Background Lactic acid produced by tumors has been shown to overcome immune surveillance, by suppressing the activation and function of T cells in the tumor microenvironment. The strategies employed to impair tumor cell glycolysis could improve immunosurveillance and tumor growth regulation. Dichloroacetate (DCA) limits the tumor-derived lactic acid by altering the cancer cell metabolism. In this study, the effects of lactic acid on the activation and function of T cells, were analyzed by assessing T cell proliferation, cytokine production and the cellular redox state of T cells.
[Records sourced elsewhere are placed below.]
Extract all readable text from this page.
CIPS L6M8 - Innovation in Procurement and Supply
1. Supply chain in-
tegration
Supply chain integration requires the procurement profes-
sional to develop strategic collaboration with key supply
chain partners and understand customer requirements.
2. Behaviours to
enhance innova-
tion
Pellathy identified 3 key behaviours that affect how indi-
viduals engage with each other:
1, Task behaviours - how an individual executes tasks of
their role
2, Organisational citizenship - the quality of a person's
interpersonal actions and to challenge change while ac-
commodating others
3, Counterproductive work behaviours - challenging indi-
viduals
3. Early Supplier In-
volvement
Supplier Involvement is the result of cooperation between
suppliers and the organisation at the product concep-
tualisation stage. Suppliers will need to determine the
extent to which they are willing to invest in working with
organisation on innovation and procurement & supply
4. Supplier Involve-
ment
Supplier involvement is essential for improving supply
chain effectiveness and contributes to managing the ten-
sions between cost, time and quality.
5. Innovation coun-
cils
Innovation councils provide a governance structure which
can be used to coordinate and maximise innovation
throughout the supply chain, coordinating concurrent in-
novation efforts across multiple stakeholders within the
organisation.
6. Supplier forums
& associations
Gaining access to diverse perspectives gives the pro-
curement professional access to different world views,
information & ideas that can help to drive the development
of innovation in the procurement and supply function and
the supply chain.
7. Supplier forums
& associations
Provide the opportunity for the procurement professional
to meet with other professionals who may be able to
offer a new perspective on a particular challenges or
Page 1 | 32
We examined the redox system in T cells by analyzing the intracellular level of reactive oxygen species (ROS), superoxide and glutathione and gene expression of some proteins that have a role in the redox system. Then we co-cultured DCA-treated tumor cells with T cells to examine the effect of reduced tumor-derived lactic acid on proliferative response, cytokine secretion and viability of T cells. Result We found that lactic acid could dampen T cell function through suppression of T cell proliferation and cytokine production as well as restrain the redox system of T cells by decreasing the production of oxidant and antioxidant molecules. DCA decreased the concentration of tumor lactic acid by manipulating glucose metabolism in tumor cells. This led to increases in T cell proliferation and cytokine production and also rescued the T cells from apoptosis. Conclusion Taken together, our results suggest accumulation of lactic acid in the tumor microenvironment restricts T cell responses and could prevent the success of T cell therapy. DCA supports anti-tumor responses of T cells by metabolic reprogramming of tumor cells.